Obvisusly someone has trod the uncharted ways to get anywhere new. But I am quite sure that the Shasin evaluation is not extremely good. For starters it consist of formulas that are hard to calculate. As OP send he calculates mobility: THat is well tested concept. One could argues that even material is mere proxy for mobility. Space definately is mere proxy for mobility but easier to use by humans. And well tested. there is no chess engine that does not estimate mobility. Also piece position is important and just about every single program has piece-square tables to given estimate on long term viability of having piece on certain square.

So spending time on trying mimic algorithmic procedure that might be useless might be bad use of time. BUT it is not wasted effort even if no gains in chess skills materialize given that programming and algorithm design are desirables skill and working out optimal way computing these does help on development/refinement those skills.

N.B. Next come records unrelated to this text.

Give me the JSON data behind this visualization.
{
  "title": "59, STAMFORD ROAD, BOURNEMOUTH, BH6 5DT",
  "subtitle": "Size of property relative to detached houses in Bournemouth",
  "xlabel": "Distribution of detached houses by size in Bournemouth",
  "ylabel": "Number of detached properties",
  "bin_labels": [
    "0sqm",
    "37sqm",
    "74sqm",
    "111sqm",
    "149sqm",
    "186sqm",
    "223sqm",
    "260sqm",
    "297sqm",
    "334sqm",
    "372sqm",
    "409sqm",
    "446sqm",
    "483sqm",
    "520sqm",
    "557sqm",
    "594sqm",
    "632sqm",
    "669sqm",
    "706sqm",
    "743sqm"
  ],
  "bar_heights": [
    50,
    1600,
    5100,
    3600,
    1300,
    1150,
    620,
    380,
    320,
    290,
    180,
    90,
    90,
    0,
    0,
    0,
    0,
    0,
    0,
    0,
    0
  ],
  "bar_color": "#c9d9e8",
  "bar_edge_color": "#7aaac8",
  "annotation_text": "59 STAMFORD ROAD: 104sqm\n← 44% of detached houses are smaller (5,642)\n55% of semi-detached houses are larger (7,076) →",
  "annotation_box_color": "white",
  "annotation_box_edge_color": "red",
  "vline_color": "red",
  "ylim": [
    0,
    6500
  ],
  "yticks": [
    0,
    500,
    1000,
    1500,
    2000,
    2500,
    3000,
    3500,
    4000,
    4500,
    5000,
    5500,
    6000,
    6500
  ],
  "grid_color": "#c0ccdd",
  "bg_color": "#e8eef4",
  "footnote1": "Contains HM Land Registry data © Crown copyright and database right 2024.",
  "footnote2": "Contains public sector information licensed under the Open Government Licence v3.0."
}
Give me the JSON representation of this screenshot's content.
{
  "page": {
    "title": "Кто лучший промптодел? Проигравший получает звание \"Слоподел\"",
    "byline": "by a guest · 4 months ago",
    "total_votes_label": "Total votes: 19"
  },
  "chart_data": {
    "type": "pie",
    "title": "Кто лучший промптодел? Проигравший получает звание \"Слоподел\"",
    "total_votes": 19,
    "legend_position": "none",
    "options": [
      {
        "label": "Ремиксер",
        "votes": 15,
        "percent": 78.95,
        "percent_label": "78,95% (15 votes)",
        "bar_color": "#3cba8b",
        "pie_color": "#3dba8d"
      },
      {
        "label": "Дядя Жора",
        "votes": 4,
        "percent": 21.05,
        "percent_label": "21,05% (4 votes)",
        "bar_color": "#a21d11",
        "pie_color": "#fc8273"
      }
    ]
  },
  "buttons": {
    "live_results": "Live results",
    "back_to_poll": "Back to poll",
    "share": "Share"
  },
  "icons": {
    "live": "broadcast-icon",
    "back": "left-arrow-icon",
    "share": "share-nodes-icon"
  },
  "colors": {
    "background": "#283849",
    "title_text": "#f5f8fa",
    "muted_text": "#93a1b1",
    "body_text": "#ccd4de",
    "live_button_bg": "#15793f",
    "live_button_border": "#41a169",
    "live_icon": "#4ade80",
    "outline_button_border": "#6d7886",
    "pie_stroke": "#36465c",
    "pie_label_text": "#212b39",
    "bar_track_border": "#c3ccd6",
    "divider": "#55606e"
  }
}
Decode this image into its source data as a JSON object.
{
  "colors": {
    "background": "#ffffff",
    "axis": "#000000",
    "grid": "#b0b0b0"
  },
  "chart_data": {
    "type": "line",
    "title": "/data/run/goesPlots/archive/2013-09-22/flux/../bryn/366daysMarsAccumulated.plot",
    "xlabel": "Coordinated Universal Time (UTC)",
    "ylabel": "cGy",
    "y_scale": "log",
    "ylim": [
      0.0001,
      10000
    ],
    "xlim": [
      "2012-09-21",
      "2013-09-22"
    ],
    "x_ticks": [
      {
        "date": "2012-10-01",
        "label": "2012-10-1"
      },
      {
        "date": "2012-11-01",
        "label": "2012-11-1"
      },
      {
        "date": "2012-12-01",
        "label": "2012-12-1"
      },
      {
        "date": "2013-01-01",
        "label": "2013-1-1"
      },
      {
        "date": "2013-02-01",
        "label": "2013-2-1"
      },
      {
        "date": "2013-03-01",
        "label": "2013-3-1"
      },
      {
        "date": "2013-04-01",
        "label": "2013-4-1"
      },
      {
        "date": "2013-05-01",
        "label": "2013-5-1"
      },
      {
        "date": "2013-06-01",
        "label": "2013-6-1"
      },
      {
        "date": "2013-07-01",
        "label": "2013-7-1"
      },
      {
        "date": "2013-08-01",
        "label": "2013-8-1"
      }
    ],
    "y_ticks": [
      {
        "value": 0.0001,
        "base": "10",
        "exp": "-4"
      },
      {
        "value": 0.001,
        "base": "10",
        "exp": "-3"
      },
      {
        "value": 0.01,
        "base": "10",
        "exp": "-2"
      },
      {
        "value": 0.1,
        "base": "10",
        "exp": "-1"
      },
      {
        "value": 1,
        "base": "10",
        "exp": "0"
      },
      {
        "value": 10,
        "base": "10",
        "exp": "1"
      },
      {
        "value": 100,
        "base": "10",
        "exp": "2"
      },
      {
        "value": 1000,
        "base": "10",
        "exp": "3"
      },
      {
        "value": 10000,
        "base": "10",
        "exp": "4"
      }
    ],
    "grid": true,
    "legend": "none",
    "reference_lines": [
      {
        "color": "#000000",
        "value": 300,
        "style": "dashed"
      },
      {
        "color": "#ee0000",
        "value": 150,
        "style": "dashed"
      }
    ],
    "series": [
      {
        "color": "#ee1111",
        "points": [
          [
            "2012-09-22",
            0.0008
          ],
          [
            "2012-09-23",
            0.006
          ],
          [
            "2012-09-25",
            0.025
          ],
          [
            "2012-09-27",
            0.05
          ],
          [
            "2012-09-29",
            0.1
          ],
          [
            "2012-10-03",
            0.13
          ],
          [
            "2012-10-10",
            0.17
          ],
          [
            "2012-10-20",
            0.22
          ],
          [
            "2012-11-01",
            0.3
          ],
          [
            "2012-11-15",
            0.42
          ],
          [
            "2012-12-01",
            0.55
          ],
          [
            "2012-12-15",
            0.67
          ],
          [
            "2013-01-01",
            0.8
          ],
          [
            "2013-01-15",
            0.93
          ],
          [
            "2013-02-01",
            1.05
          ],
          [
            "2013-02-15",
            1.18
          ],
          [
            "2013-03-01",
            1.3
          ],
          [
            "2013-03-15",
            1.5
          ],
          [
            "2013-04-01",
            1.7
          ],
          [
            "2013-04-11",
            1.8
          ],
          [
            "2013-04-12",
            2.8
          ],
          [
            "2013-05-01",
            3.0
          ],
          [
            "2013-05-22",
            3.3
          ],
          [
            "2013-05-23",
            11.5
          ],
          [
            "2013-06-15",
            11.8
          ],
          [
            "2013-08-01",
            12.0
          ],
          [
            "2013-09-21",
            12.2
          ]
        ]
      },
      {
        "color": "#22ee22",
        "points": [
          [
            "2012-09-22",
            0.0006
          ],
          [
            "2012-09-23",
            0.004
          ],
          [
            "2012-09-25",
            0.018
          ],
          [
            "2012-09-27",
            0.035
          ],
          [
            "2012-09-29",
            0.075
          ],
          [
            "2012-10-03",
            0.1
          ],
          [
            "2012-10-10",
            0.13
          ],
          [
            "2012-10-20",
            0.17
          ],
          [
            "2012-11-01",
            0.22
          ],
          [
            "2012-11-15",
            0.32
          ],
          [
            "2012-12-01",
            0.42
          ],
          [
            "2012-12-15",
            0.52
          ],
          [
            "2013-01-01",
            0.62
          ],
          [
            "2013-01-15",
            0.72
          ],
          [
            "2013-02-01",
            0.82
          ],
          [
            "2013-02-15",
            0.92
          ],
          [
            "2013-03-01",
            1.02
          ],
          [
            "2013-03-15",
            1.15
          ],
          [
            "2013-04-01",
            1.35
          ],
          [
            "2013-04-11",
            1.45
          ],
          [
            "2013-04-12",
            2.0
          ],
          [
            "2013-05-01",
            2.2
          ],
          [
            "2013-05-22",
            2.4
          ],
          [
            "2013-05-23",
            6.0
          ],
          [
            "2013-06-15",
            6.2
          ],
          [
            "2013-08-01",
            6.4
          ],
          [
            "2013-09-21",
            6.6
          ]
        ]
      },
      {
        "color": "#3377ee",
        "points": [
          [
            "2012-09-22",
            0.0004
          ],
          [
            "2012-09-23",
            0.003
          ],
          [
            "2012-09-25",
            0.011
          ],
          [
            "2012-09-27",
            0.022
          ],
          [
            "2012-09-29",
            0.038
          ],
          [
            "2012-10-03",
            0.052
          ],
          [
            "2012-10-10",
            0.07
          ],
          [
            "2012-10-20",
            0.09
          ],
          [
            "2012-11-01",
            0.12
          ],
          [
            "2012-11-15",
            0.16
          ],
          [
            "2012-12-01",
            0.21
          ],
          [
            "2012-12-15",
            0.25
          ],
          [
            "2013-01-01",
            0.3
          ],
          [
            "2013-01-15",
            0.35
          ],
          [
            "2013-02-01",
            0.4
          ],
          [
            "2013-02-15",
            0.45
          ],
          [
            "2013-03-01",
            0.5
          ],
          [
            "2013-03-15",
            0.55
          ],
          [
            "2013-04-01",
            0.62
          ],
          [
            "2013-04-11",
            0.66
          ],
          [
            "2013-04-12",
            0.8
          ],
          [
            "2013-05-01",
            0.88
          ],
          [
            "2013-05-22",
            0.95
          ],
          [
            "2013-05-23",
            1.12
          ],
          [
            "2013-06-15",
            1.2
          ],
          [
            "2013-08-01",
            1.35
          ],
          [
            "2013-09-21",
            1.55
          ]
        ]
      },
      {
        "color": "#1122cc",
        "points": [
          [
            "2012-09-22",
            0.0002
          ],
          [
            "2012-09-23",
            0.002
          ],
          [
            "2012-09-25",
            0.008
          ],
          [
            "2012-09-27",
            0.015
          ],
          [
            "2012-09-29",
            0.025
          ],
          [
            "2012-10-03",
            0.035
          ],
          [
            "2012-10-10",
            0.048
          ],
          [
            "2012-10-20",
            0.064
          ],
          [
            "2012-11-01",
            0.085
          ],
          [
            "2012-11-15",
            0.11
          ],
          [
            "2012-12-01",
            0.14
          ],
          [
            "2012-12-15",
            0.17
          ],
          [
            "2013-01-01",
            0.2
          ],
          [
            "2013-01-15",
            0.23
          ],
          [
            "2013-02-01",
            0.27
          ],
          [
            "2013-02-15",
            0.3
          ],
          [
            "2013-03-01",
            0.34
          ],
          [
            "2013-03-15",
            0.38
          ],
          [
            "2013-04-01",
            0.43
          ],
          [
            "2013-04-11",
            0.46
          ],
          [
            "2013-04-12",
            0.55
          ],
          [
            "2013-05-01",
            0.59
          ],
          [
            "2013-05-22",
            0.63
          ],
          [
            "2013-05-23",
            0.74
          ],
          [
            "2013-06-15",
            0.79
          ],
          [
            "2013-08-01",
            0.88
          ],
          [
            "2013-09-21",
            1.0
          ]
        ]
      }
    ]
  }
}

But also OP is unlikely to find someone interested on this particular puzzle
@dboing you have a good notion of what I am trying to do. For me it is about providing analysis of the latent features during the game, for each move. BUT NOT of the current position (although that might be usefull to add later) instead I show the aggregated parameters of all master games (or top engine games). Top level engine games are a kind of knowledge base or wisdom of the crowd.
This means for me it is important that the parameter, like mobility, expansion etc can be meaningful described in a sentence so that the player can understand it, but might not know the formular. Same as some people know what a standard deviation is, without having the formula.
I have little use for a parameter that can not translated into human speech, if it consists of to many rules/connections it is not a true principle that we can use in play i.e then its not a principal component.

So far I came up with (I found the ideas online):

"Expansion factor ": 1
"Expansion factor Queen Side": 1 (at the start of the game, >1 white has more space, < black has more space)
"Expansion factor King Side": 1
"Mobility" :
"Mobility P" :
"Mobility B N R" :
"Mobility Q" :
"Mobility P" :
"Material" :
"Packing Density" : Still need to finish the code for that
"Integrety" : This is a feature looking at the past moves. To help evaluate the current position. I used this in my games, the idea is if you made good moves then there should be something in the current position. This is actually something engines do not do. Most engines take FEN positions.

then additionaly
counts of how many pieces of which kind are on the board
counts of what kinds of moves are likely also for each piece type

So yeah I agree this is something I need (in the long run) to set up the right system, so that we get a system like Tesla's Autopilot, where user feedback, by tagging positions, can train a NN to learn what principles (or better questions) can be connected to certain positions. This is a little in the future, but already possible. I mean in the future because thats a lot of programming and I am only one person working on this in my free time.
If it get's this far, and it will (if not by my hands then someone else will do it) then we have Apps that actually can teach us to play better Chess.
Counting occupied squares reminds me of H. C. Opfermann, an infamous german chess book author. He did the same in his chess "teaching" books.